Our split point is after house nut; Raise prices to reach split sooner; The contract moves to 90/10 at split point.


Sponsorship Inventory

Catalog of assets available to partners (naming rights, signage, media, content, sampling, VIP, digital, on-site activations) with rate card and metrics.

We added LED ribbon time to inventory; Package a meet-and-greet into Gold inventory; Track impressions and leads for each asset.


Talent Guarantee

The minimum fee paid to an artist or act regardless of sales, often combined with a split after expenses.

The offer is a $50k guarantee plus 85% after expenses; A higher guarantee will require dynamic pricing; The guarantee is secured by deposit.


Throughput

Rate at which guests are processed or served (per minute or per hour) for rides, exhibits, concessions, or scanning; drives capacity and wait times.

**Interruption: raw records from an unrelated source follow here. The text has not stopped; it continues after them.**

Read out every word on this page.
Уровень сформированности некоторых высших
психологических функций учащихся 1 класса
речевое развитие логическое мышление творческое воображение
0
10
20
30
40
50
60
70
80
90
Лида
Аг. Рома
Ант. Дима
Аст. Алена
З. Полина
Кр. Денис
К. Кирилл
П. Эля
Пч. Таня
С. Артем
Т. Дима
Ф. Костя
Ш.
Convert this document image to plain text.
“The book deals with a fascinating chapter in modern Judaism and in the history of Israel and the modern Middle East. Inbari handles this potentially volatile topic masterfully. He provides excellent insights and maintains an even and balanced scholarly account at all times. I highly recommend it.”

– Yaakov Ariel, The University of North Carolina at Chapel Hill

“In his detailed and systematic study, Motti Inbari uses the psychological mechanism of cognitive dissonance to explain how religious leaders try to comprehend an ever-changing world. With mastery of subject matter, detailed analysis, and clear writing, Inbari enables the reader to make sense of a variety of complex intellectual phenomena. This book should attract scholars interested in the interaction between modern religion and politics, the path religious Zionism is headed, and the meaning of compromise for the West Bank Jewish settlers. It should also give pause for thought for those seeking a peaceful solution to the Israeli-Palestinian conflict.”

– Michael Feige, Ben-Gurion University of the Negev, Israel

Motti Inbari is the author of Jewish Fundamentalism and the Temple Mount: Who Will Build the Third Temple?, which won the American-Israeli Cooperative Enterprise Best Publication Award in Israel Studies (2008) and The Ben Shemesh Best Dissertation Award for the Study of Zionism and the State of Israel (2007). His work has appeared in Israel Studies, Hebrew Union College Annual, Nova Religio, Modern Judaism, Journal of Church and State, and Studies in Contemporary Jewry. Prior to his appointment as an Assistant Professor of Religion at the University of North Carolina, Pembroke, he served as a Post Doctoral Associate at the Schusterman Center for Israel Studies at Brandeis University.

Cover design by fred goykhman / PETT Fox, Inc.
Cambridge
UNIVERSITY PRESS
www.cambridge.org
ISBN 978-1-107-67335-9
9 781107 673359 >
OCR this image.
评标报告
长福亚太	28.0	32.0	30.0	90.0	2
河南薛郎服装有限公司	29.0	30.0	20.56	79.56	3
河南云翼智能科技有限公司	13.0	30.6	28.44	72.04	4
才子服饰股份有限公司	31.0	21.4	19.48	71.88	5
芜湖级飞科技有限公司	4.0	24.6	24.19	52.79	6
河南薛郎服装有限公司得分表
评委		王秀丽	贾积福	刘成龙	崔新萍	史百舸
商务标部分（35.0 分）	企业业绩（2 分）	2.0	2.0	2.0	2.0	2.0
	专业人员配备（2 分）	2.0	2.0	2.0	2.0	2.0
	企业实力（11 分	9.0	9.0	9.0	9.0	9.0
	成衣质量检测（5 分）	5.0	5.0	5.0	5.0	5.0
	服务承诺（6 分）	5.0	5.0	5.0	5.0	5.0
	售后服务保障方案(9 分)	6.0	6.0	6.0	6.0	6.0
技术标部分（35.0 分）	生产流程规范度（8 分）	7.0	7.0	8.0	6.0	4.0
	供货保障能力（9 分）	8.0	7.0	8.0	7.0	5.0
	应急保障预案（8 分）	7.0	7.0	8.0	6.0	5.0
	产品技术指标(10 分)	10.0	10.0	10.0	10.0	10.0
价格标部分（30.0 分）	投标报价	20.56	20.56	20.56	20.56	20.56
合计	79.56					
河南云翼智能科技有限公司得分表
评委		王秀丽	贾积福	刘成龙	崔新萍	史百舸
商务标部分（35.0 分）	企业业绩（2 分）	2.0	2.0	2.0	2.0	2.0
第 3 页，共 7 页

Improve throughput by opening two more scanners; Ride throughput targets 1,200 pph; Menu simplification boosted concessions throughput.


Ticketing Platform

Software and services for selling, distributing, and scanning tickets; handles seat maps, pricing, holds, fees, payment, and reporting.

Enable timed entry in the ticketing platform; Sync scans to CRM via API; Configure price tiers and holds in the platform.


Upsell/Cross-sell

Techniques to increase basket size by offering upgrades (upsell) or complementary items (cross-sell) during purchase or on-site.

Offer VIP early entry as an upsell; Cross-sell parking and locker rentals; Add a meet-and-greet upsell at checkout.


Venue Rental Agreement

Contract defining rent, dates, access, services, union rules, insurance, indemnification, force majeure, and settlement terms for using a venue.

The rental agreement requires a COI; Overtime rates are specified in the agreement; The agreement includes exclusive catering.


VIP Package

Premium bundle with perks such as preferred seating, lounge access, dedicated ingress, merch, parking, or meet-and-greet, priced above standard admission.

VIP sold out before GA; Add early entry to enhance the VIP package; Track VIP NPS separately.


Waiver and Release

Legal document in which participants acknowledge risks and release the operator from certain liabilities, common in recreation and interactive attractions.

Digital waivers cut check-in time; Minors need a parent/guardian waiver; Keep waivers on file for three years.


Zoning and Permitting

Local approvals governing land use, occupancy, signage, noise, temporary structures, and special events; often dictates capacity and operating hours.

Apply for a special event permit for the street festival; Noise ordinance limits amplified sound after 10 p.m.; Temporary structure requires a fire marshal sign-off.